僵尸掐得起劲儿,时弈却一动不动,看着他的眼神也有些无语。
“你怎么不跑?”僵尸一下子就停了。
“跑你个头!”时弈一把推开他,然后又用脚将周围的符阵破坏,语气不满:“说你画错了你还不信,别说是我教你的!”接着又走到对方面前,一把扯住他的清朝官服,数落:“你这是穿什么?清朝的衣服?凌越,你是僵尸片看多了吧?”
“嘿嘿!”凌越咧嘴笑了,一把扯掉自己的衣服露出里面的现代穿着,白衬衫黑西裤,完全看不出半点阴森模样了,“两百年了你还没死啊,果然人老成精,你是不是要变老妖怪了?”
“你才是妖怪。”时弈用符咒将地上的衣服毁尸灭迹,又问:“冷库里的锁灵阵怎么回事?”
“我听说你要去那里吃饭,就提前过去布置了。”
“龙门的僵尸呢?”
“哇,谁知道道协反应这么大,我没办法,只能从附近医院停尸间偷了具尸体给他们斩了。”凌越一耸肩膀,“大清都亡了,干嘛还对僵尸这么大仇恨?”
时弈翻了个白眼,这和大清亡了有什么关系?
凌越是个僵尸,也是两百多年前曾被玄婴大师“斩杀”的僵尸,但这份传言,其实只是表面上的。

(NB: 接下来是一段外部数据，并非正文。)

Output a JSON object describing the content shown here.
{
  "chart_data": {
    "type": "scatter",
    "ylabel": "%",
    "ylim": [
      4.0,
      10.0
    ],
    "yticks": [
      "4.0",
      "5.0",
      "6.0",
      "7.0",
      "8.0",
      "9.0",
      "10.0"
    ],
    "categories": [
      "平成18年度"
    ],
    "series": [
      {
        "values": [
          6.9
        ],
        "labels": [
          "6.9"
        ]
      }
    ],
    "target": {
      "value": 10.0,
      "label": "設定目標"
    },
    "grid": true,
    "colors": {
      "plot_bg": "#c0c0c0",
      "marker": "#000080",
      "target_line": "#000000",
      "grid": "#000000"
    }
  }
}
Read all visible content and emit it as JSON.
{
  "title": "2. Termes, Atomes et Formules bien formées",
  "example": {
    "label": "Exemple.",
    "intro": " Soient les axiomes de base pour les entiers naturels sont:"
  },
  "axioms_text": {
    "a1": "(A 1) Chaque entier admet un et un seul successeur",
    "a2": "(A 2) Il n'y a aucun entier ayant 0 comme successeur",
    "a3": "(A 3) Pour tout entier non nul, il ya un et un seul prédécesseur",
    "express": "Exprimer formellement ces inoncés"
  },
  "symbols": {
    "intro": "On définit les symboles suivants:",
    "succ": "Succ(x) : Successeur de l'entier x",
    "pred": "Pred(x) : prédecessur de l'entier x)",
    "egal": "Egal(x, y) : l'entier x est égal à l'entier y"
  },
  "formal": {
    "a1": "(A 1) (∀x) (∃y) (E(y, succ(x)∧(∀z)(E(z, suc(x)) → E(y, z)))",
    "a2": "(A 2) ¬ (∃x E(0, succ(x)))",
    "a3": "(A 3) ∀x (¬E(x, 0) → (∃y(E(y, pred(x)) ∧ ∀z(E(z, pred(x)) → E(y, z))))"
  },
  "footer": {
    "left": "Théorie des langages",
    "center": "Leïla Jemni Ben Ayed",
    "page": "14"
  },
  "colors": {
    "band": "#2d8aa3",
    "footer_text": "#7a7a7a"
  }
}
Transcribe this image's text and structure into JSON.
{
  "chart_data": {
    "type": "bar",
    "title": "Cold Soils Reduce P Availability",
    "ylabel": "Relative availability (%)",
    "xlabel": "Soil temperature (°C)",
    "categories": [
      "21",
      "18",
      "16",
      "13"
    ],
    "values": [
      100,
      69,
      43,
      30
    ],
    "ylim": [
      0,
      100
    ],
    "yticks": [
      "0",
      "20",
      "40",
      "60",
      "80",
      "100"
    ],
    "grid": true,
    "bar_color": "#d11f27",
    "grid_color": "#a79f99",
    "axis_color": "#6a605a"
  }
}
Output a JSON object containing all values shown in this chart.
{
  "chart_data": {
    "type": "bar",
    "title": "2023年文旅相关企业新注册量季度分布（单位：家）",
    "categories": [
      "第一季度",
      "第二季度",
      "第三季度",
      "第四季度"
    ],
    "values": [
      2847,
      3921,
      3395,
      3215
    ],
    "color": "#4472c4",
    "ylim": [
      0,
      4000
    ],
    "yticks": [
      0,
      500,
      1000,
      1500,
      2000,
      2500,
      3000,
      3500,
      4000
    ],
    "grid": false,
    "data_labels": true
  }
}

当初凌越现世,百八十个灵界的人都搞不定,时弈只能临危受命,结果不管是木剑还是符咒都对他无效,不得以只能用他最擅长的雷法硬生生劈。这一劈,就劈出事情来了,僵尸他逃了啊!
也是那个时候,时弈才发觉僵尸其实是有意识的。
后面传言他们打了三个月,其实就只打了十天不到,其余的时间两人都在玩,游山玩水加野炊,完全是郊游。至于后面的休养两年,也纯粹是时弈在偷懒,懒得理会外面的风风雨雨,灵界天才这个名头实在是太盛了,不找个理由偷懒的话什么鸡毛蒜皮的事情都来找他,烦都烦死了。

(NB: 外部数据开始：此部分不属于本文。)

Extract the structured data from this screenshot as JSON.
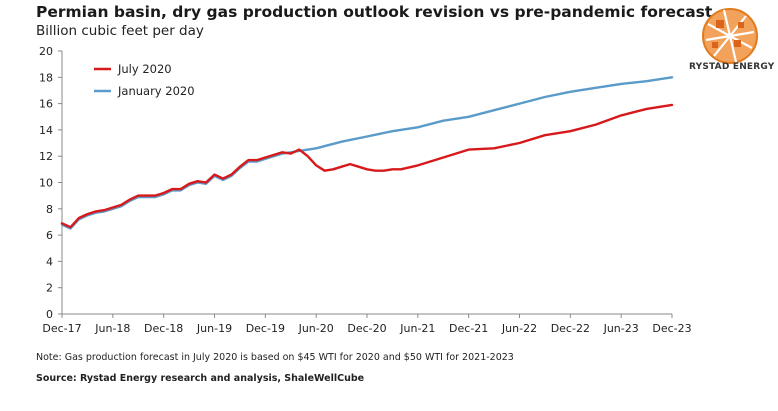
{
  "header": {
    "title": "Permian basin, dry gas production outlook revision vs pre-pandemic forecast",
    "subtitle": "Billion cubic feet per day"
  },
  "logo": {
    "text": "RYSTAD ENERGY",
    "icon": "rystad-energy-logo-icon"
  },
  "footer": {
    "note": "Note: Gas production forecast in July 2020 is based on $45 WTI for 2020 and $50 WTI for 2021-2023",
    "source": "Source: Rystad Energy research and analysis, ShaleWellCube"
  },
  "chart_data": {
    "type": "line",
    "title": "Permian basin, dry gas production outlook revision vs pre-pandemic forecast",
    "ylabel": "Billion cubic feet per day",
    "xlabel": "",
    "ylim": [
      0,
      20
    ],
    "yticks": [
      0,
      2,
      4,
      6,
      8,
      10,
      12,
      14,
      16,
      18,
      20
    ],
    "xlim": [
      "2017-12",
      "2023-12"
    ],
    "xtick_labels": [
      "Dec-17",
      "Jun-18",
      "Dec-18",
      "Jun-19",
      "Dec-19",
      "Jun-20",
      "Dec-20",
      "Jun-21",
      "Dec-21",
      "Jun-22",
      "Dec-22",
      "Jun-23",
      "Dec-23"
    ],
    "grid": false,
    "legend_position": "top-left",
    "series": [
      {
        "name": "July 2020",
        "color": "#d7191c",
        "points": [
          [
            "2017-12",
            6.9
          ],
          [
            "2018-01",
            6.6
          ],
          [
            "2018-02",
            7.3
          ],
          [
            "2018-03",
            7.6
          ],
          [
            "2018-04",
            7.8
          ],
          [
            "2018-05",
            7.9
          ],
          [
            "2018-06",
            8.1
          ],
          [
            "2018-07",
            8.3
          ],
          [
            "2018-08",
            8.7
          ],
          [
            "2018-09",
            9.0
          ],
          [
            "2018-10",
            9.0
          ],
          [
            "2018-11",
            9.0
          ],
          [
            "2018-12",
            9.2
          ],
          [
            "2019-01",
            9.5
          ],
          [
            "2019-02",
            9.5
          ],
          [
            "2019-03",
            9.9
          ],
          [
            "2019-04",
            10.1
          ],
          [
            "2019-05",
            10.0
          ],
          [
            "2019-06",
            10.6
          ],
          [
            "2019-07",
            10.3
          ],
          [
            "2019-08",
            10.6
          ],
          [
            "2019-09",
            11.2
          ],
          [
            "2019-10",
            11.7
          ],
          [
            "2019-11",
            11.7
          ],
          [
            "2019-12",
            11.9
          ],
          [
            "2020-01",
            12.1
          ],
          [
            "2020-02",
            12.3
          ],
          [
            "2020-03",
            12.2
          ],
          [
            "2020-04",
            12.5
          ],
          [
            "2020-05",
            12.0
          ],
          [
            "2020-06",
            11.3
          ],
          [
            "2020-07",
            10.9
          ],
          [
            "2020-08",
            11.0
          ],
          [
            "2020-09",
            11.2
          ],
          [
            "2020-10",
            11.4
          ],
          [
            "2020-11",
            11.2
          ],
          [
            "2020-12",
            11.0
          ],
          [
            "2021-01",
            10.9
          ],
          [
            "2021-02",
            10.9
          ],
          [
            "2021-03",
            11.0
          ],
          [
            "2021-04",
            11.0
          ],
          [
            "2021-06",
            11.3
          ],
          [
            "2021-09",
            11.9
          ],
          [
            "2021-12",
            12.5
          ],
          [
            "2022-03",
            12.6
          ],
          [
            "2022-06",
            13.0
          ],
          [
            "2022-09",
            13.6
          ],
          [
            "2022-12",
            13.9
          ],
          [
            "2023-03",
            14.4
          ],
          [
            "2023-06",
            15.1
          ],
          [
            "2023-09",
            15.6
          ],
          [
            "2023-12",
            15.9
          ]
        ]
      },
      {
        "name": "January 2020",
        "color": "#5a9bc9",
        "points": [
          [
            "2017-12",
            6.8
          ],
          [
            "2018-01",
            6.5
          ],
          [
            "2018-02",
            7.2
          ],
          [
            "2018-03",
            7.5
          ],
          [
            "2018-04",
            7.7
          ],
          [
            "2018-05",
            7.8
          ],
          [
            "2018-06",
            8.0
          ],
          [
            "2018-07",
            8.2
          ],
          [
            "2018-08",
            8.6
          ],
          [
            "2018-09",
            8.9
          ],
          [
            "2018-10",
            8.9
          ],
          [
            "2018-11",
            8.9
          ],
          [
            "2018-12",
            9.1
          ],
          [
            "2019-01",
            9.4
          ],
          [
            "2019-02",
            9.4
          ],
          [
            "2019-03",
            9.8
          ],
          [
            "2019-04",
            10.0
          ],
          [
            "2019-05",
            9.9
          ],
          [
            "2019-06",
            10.5
          ],
          [
            "2019-07",
            10.2
          ],
          [
            "2019-08",
            10.5
          ],
          [
            "2019-09",
            11.1
          ],
          [
            "2019-10",
            11.6
          ],
          [
            "2019-11",
            11.6
          ],
          [
            "2019-12",
            11.8
          ],
          [
            "2020-01",
            12.0
          ],
          [
            "2020-02",
            12.2
          ],
          [
            "2020-03",
            12.3
          ],
          [
            "2020-04",
            12.4
          ],
          [
            "2020-06",
            12.6
          ],
          [
            "2020-09",
            13.1
          ],
          [
            "2020-12",
            13.5
          ],
          [
            "2021-03",
            13.9
          ],
          [
            "2021-06",
            14.2
          ],
          [
            "2021-09",
            14.7
          ],
          [
            "2021-12",
            15.0
          ],
          [
            "2022-03",
            15.5
          ],
          [
            "2022-06",
            16.0
          ],
          [
            "2022-09",
            16.5
          ],
          [
            "2022-12",
            16.9
          ],
          [
            "2023-03",
            17.2
          ],
          [
            "2023-06",
            17.5
          ],
          [
            "2023-09",
            17.7
          ],
          [
            "2023-12",
            18.0
          ]
        ]
      }
    ]
  }
}
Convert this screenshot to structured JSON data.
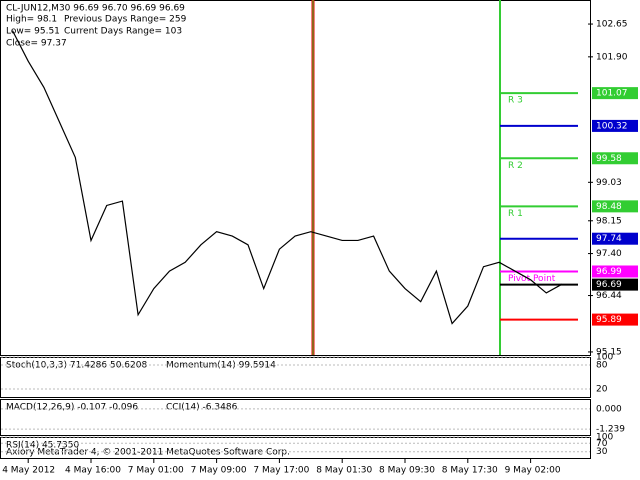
{
  "chart_data": {
    "type": "line",
    "header": [
      "CL-JUN12,M30  96.69 96.70 96.69 96.69",
      "High= 98.1",
      "Previous Days Range= 259",
      "Low= 95.51",
      "Current Days Range= 103",
      "Close= 97.37"
    ],
    "categories": [
      null,
      "4 May 2012",
      null,
      null,
      null,
      "4 May 16:00",
      null,
      null,
      null,
      "7 May 01:00",
      null,
      null,
      null,
      "7 May 09:00",
      null,
      null,
      null,
      "7 May 17:00",
      null,
      null,
      null,
      "8 May 01:30",
      null,
      null,
      null,
      "8 May 09:30",
      null,
      null,
      null,
      "8 May 17:30",
      null,
      null,
      null,
      "9 May 02:00",
      null,
      null
    ],
    "series": [
      {
        "color": "#000000",
        "values": [
          102.5,
          101.8,
          101.2,
          100.4,
          99.6,
          97.7,
          98.5,
          98.6,
          96.0,
          96.6,
          97.0,
          97.2,
          97.6,
          97.9,
          97.8,
          97.6,
          96.6,
          97.5,
          97.8,
          97.9,
          97.8,
          97.7,
          97.7,
          97.8,
          97.0,
          96.6,
          96.3,
          97.0,
          95.8,
          96.2,
          97.1,
          97.2,
          97.0,
          96.8,
          96.5,
          96.7
        ]
      }
    ],
    "ylim": [
      95.08,
      103.2
    ],
    "yticks": [
      102.65,
      {
        "value": 101.9,
        "label": "101.90"
      },
      99.03,
      98.15,
      {
        "value": 97.4,
        "label": "97.40"
      },
      96.44,
      95.15
    ],
    "levels": [
      {
        "value": 101.07,
        "color": "#32cd32",
        "name": "R 3"
      },
      {
        "value": 100.32,
        "color": "#0000cd"
      },
      {
        "value": 99.58,
        "color": "#32cd32",
        "name": "R 2"
      },
      {
        "value": 98.48,
        "color": "#32cd32",
        "name": "R 1"
      },
      {
        "value": 97.74,
        "color": "#0000cd"
      },
      {
        "value": 96.99,
        "color": "#ff00ff",
        "name": "Pivot Point"
      },
      {
        "value": 96.69,
        "color": "#000000"
      },
      {
        "value": 95.89,
        "color": "#ff0000"
      }
    ],
    "panels": [
      {
        "texts": [
          "Stoch(10,3,3) 71.4286 50.6208",
          "Momentum(14) 99.5914"
        ],
        "ylim": [
          0,
          100
        ],
        "yticks": [
          100,
          80,
          20
        ]
      },
      {
        "texts": [
          "MACD(12,26,9) -0.107 -0.096",
          "CCI(14) -6.3486"
        ],
        "ylim": [
          -1.6,
          0.6
        ],
        "yticks": [
          {
            "value": 0,
            "label": "0.000"
          },
          {
            "value": -1.239,
            "label": "-1.239"
          }
        ]
      },
      {
        "texts": [
          "RSI(14) 45.7350"
        ],
        "ylim": [
          0,
          100
        ],
        "yticks": [
          100,
          70,
          30
        ]
      }
    ],
    "footer": "Axiory MetaTrader 4, © 2001-2011 MetaQuotes Software Corp."
  }
}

后来鬼界爆发,凌越反倒是第一个出手的,众鬼奈何不了凌越,但同样的,凌越也并没有封印鬼界的办法。不得已,时弈只能出手封印,结果竟然将他一同封印进了鬼界,而且一封就是两百年。
“这两百年没见你找我啊!”时弈语气不爽。
凌越和时弈走进客厅,听到这话朝沙发上一倚,优哉游哉说道:“大家都说你死了,我还以为你早去投胎了呢。”
凌越还试着去找过时弈的转世,毕竟他不相信时弈会魂飞魄散,结果两百年过去了,这丫的竟然还活着,这长寿的简直比王八还王八!
“这些年我一直都隐藏起来,但尸气怎么都压不住。”凌越说着一把扯下时弈脖子上的龙纹玉佩,“你看,我就说没它不行。”说完便戴在了自己脖子上,这是时弈当年专门做来为他镇压尸气隐藏身份的。
“你来找我就是要玉佩的?”时弈也坐到了沙发上,越看凌越越不顺眼,两百年不见,就这?
凌越一听就笑了,“干嘛?想泡我?这么多年还没找到喜欢的小哥?”
“滚!”时弈一脚踹在他身上,真是狗嘴里吐不出象牙来,他对僵尸可完全没兴趣。
“咚咚”,外面突然有人拍门。
时弈立刻站了起来,朝外面喊了声:“谁?”
“是我。”谢柬的声音从门外传来:“我有事想和你说。”
“糟了!”时弈立刻推搡凌越:“躲起来,快躲起来!”
“我有玉佩。”
“他是见过你的!”时弈一脚踹在他屁股上,“躲我房间去!”
凌越满脸不开心,但到底还是顺从的上了楼,时弈见他听话这才松了口气,也连忙去开了门。
“我还是觉得不对。”谢柬望着时弈,表情严肃:“我们杀死的僵尸和我所看到的的确不是同一个。”
“就是同一个。”
“不。而且,杀死的太简单了。”谢柬继续说道:“当时道协拿出了镇会之宝,是玄婴大师当年绘制的雷符,只是,那些雷符当时全在我的手上。”谢柬思考着当时的情况,又道:“而我当时所用的阵法是水木困阵,仅凭那些道长所绘制的符咒想杀死僵尸我想不太可能。”
可是,那只僵尸死了。
如果是集道协所有的力量,扔出所有的雷符杀死僵尸,谢柬也不会太疑惑,但大杀器还没有用僵尸便已经被杀死了,这实在是让他想不通。
“杀死的简单还不行?”时弈勉强争辩:“难不成等周围死伤一片,你这才满意啊?”